«А может, я и правда самый ничтожный, самый подлый подлец, какой только есть на свете…»
С растерянной улыбкой Мусоргский даже остановился на мгновение. Нет, он любит Лизу, как ни один человек на свете не любил девушку, и он создаст для нее прекрасную жизнь, необыкновенную.
Правда, вот только в двух комнатах на Обводном канале, на заднем дворе, с одной черной лестницей, с Елизаветой Альбертовной жить нельзя никак. Надо будет, стало быть, искать модную квартиру, потом прислугу, чего доброго, этакого лакея в белых перчатках, обстановку.
От самых слов «квартира», «обстановка», «прислуга» ему делалось неловко и скучно, точно он взваливал на себя пыльную тяжесть. И потом, чего он рассуждает, чего копается в душе, ведь они толком слова не сказали друг другу о своих чувствах. Верно, не сказали, но все равно он чувствует, что кругом все уже почитают их чем-то связанными, смотрят на них так, точно между ними какая-то тайна или что-то такое не вовсе ловкое, о чем лучше до поры до времени помолчать.
А виновата во всем Людмила Ивановна Шестакова.
Младшая сестра Глинки, Людмила Ивановна, пожилая, вечно в темной турецкой шали и шелковой лиловой кофточке со стеклянными пуговками, казалась ему светящейся живой частицей самого Глинки, прекрасного музыканта, трогательного и гармонического. Даже в самом имени Глинки было что-то трогательное, как «Иже херувимская» к концу обедни.
Людмила Ивановна, ласковая, немного глуховатая, с молочно-голубыми глазами, какие, вероятно, были и у ее брата, с крошечными, бескровно-белыми и робкими руками в голубых жилках, тоже, вероятно, как у брата, была для молодого Преображенского офицера, помешанного на музыке, как бы живой святыней.

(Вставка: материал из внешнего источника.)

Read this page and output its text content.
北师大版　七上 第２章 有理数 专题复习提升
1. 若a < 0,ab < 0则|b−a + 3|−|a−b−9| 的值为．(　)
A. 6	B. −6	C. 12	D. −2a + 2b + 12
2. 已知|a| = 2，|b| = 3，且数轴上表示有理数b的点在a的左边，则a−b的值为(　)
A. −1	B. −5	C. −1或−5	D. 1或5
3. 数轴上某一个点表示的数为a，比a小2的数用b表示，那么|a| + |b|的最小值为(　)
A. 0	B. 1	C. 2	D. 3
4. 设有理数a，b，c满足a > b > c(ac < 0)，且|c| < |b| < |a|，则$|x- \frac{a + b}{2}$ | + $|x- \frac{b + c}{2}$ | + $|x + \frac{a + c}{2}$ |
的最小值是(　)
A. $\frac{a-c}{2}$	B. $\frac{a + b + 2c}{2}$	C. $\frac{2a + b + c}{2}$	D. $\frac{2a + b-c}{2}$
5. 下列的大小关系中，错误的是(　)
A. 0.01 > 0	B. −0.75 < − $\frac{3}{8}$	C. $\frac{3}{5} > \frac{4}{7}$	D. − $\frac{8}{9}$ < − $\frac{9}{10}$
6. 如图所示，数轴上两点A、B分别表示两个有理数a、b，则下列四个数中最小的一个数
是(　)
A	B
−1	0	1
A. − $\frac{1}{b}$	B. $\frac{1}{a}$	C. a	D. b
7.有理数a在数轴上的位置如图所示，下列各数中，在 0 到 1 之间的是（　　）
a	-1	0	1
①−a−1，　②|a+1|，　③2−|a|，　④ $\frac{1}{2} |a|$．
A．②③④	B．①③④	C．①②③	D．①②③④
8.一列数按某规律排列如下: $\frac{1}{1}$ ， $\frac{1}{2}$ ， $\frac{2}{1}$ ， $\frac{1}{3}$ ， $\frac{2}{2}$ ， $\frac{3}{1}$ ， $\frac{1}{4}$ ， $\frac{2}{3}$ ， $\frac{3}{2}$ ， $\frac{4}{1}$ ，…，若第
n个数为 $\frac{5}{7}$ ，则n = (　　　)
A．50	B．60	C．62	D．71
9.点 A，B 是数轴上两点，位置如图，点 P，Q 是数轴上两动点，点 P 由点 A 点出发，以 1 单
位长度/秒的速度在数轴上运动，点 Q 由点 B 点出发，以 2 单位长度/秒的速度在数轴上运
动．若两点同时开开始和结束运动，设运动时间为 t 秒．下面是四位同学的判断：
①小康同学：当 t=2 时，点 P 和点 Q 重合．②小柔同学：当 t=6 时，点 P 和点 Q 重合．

Это Людмила Ивановна ввела его в дом Орфанти, это она со своими стеклярусами и турецкими шалями, как самая обыкновенная мещанская сваха с Песков, помогала их игре в четыре руки при свечах, оставляя их вдвоем в гостиной, именно она создала вокруг него и Лизы воздух тайны, чего-то скрытого до поры и неловкого.
Продрогший Мусоргский шел уже по Василеостровскому проспекту. Мерцали кое-где потускневшие от стужи фонари.
Звон ко всенощной от Андрея Первозванного гудел пусто и холодно, как неуклюжие полые шары. Мусоргский кусал губы и злился на весь свет, на сестру Глинки, и на старика Орфанти, и больше всех на себя. Надо вернуться домой, написать Лизе о своих сомнениях, о пятне тумана.
Но он не вернется, куда ему, вот уже их крыльцо, панель, как обычно, посыпана хрустящим красным песком, и он ничего не скажет Лизе, он – подлец, трус. И свершится то неминуемое, невыносимо скучное: женитьба, модная обстановка, покровительственный тесть.